Extracts of Artemisia annua leaves and seeds mediate programmed cell death in Leishmania donovani.

Leishmaniasis is one of the major tropical parasitic diseases, and the condition ranges in severity from self-healing cutaneous lesions to fatal visceral manifestations. There is no vaccine available against visceral leishmaniasis (VL) (also known as kala-azar in India), and current antileishmanial drugs face major drawbacks, including drug resistance, variable efficacy, toxicity and parenteral administration.
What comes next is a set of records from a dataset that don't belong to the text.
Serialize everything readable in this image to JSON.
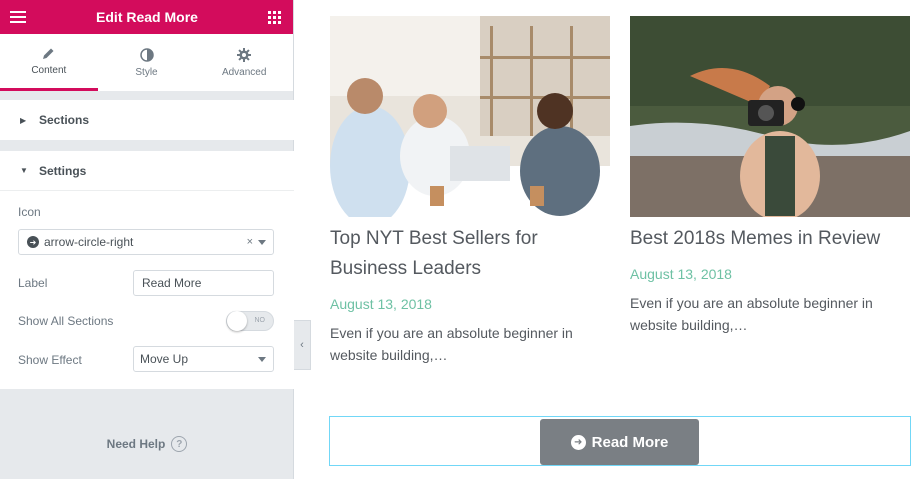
{
  "panel": {
    "title": "Edit Read More",
    "tabs": [
      {
        "label": "Content",
        "icon": "pencil-icon"
      },
      {
        "label": "Style",
        "icon": "half-circle-icon"
      },
      {
        "label": "Advanced",
        "icon": "gear-icon"
      }
    ],
    "sections_label": "Sections",
    "settings_label": "Settings",
    "controls": {
      "icon_label": "Icon",
      "icon_value": "arrow-circle-right",
      "label_label": "Label",
      "label_value": "Read More",
      "show_all_label": "Show All Sections",
      "show_all_value": "NO",
      "effect_label": "Show Effect",
      "effect_value": "Move Up"
    },
    "need_help": "Need Help",
    "accent": "#d30c5c"
  },
  "posts": [
    {
      "title": "Top NYT Best Sellers for Business Leaders",
      "date": "August 13, 2018",
      "excerpt": "Even if you are an absolute beginner in website building,…"
    },
    {
      "title": "Best 2018s Memes in Review",
      "date": "August 13, 2018",
      "excerpt": "Even if you are an absolute beginner in website building,…"
    }
  ],
  "read_more_button": "Read More",
  "colors": {
    "date": "#6ec1a4",
    "button": "#7a7f84",
    "selection": "#71d7f7"
  }
}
We report here that n-hexane fractions of Artemisia annua leaves (AAL) and seeds (AAS) possess significant antileishmanial activity against Leishmania donovani promastigotes, with GI(50) of 14.4 and 14.6 µg ml(-1), respectively, and the IC(50) against intracellular amastigotes was found to be 6.6 and 5.05 µg ml(-1), respectively. Changes in the morphology of promastigotes and growth reversibility analysis following treatment confirmed the leishmanicidal effect of the active fractions, which presented no cytotoxic effect on mammalian cells. The antileishmanial activity was mediated via apoptosis, as evidenced by externalization of phosphatidylserine, in situ labelling of DNA fragments by terminal deoxynucleotidyltransferase-mediated dUTP nick end labelling (TUNEL) and cell-cycle arrest at the sub-G(0)/G(1) phase. High-performance thin-layer chromatography (HPTLC) fingerprinting showed that the content of artemisinin in crude bioactive extracts (~1.4 µg per 100 µg n-hexane fraction) was too low to account for the observed antileishmanial activity. Characterization of the active constituents by GC-MS showed that α-amyrinyl acetate, β-amyrine and derivatives of artemisinin were the major constituents in AAL and cetin, EINECS 211-126-2 and artemisinin derivatives in AAS. Our findings indicate the presence of antileishmanial compounds besides artemisinin in the n-hexane fractions of A. annua leaves and seeds.